After getting our hands on the brand new Technics SL-1210GR turntable, we connected with some of the most respected DJs in Hip Hop culture, the Beat Junkies, to give the new decks a spin. The world famous Beat Junkies are a DJ crew from Southern California, responsible for scratching and mixing on some of the most iconic mixtapes of the ‘90s. These projects featured and helped break artists such as Eminem, Mos Def and Pharoahe Monch amongst other luminaries. Straight from their newly built Beat Junkie Institute of Sound, there's no better crew of technically skilled turntablists to teach you how to scratch.
Learning the “Baby Scratch”
To get started, Mr. Choc takes us through the fundamentals of the elementary, yet all important, “Baby Scratch.” The Baby Scratch teaches the arm motions of creating a basic scratch sound while keeping up with the tempo of your backing track. Though this scratch is simple enough for most DJs to perform, it is imperative to keep track of fundamentals such as keeping an eye on your visual marker. The distance you move the vinyl correlates with the tempo of your scratch sound.
Learning the “Tear Scratch”
Next, Melo-D takes us through the intermediate, “Tear Scratch.” This technique requires a DJ to make three motions with the arm: one move forward, and two motions back. The additional motion while moving the record back creates a different sonic character than the “Baby Scratch.” Though this scratch is a lot more challenging to keep on-beat, using the fundamentals of controlling distance by using your visual marker will help you make sure your cuts stay on beat.
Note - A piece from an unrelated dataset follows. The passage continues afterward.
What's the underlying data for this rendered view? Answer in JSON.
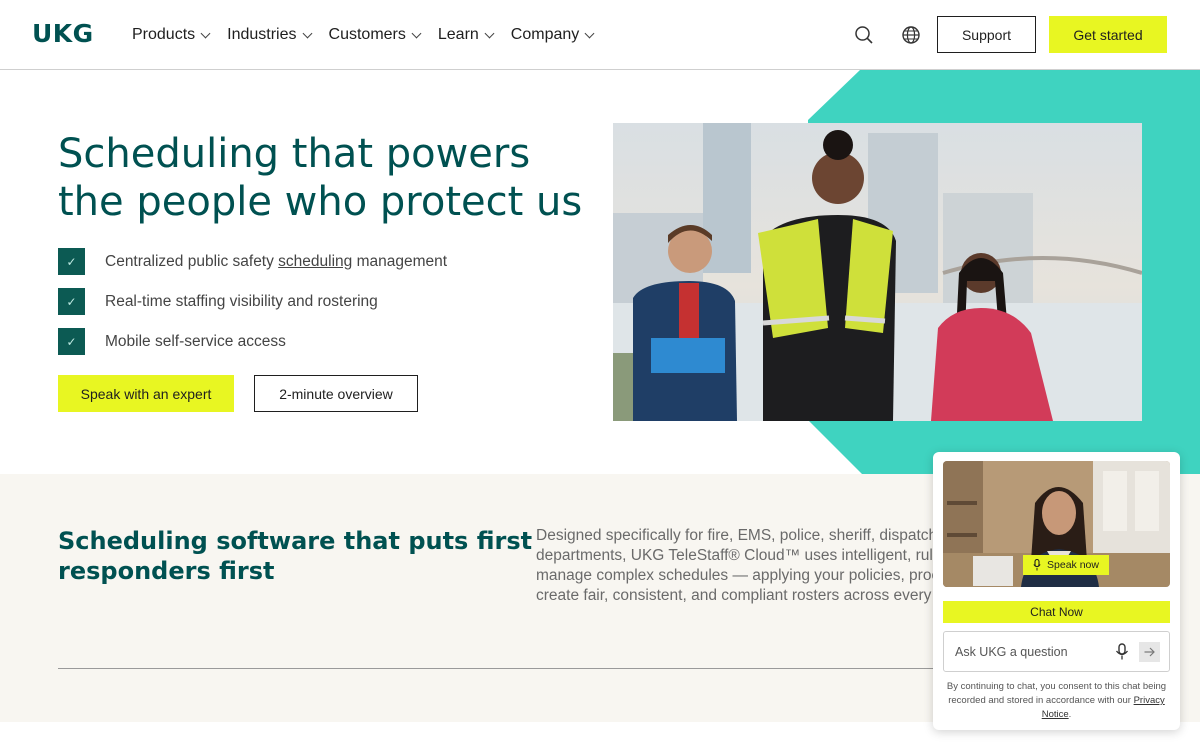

Learning the “2-Click Flare”
Lastly, DJ Babu shows us the advanced scratch technique called the “2-Click Flare.” This scratch technique implements the use of the cross-fader on your DJ mixer. This method starts with the fader in the open position, is followed by one move forward, two clicks on the cross-fader, one motion back on the record, with two more clicks on the cross-fader. Babu reiterates the importance of beginning and ending this scratch with the cross-fader in the open position on your DJ mixer. This technique requires a bit more rhythm and coordination than the more basic techniques.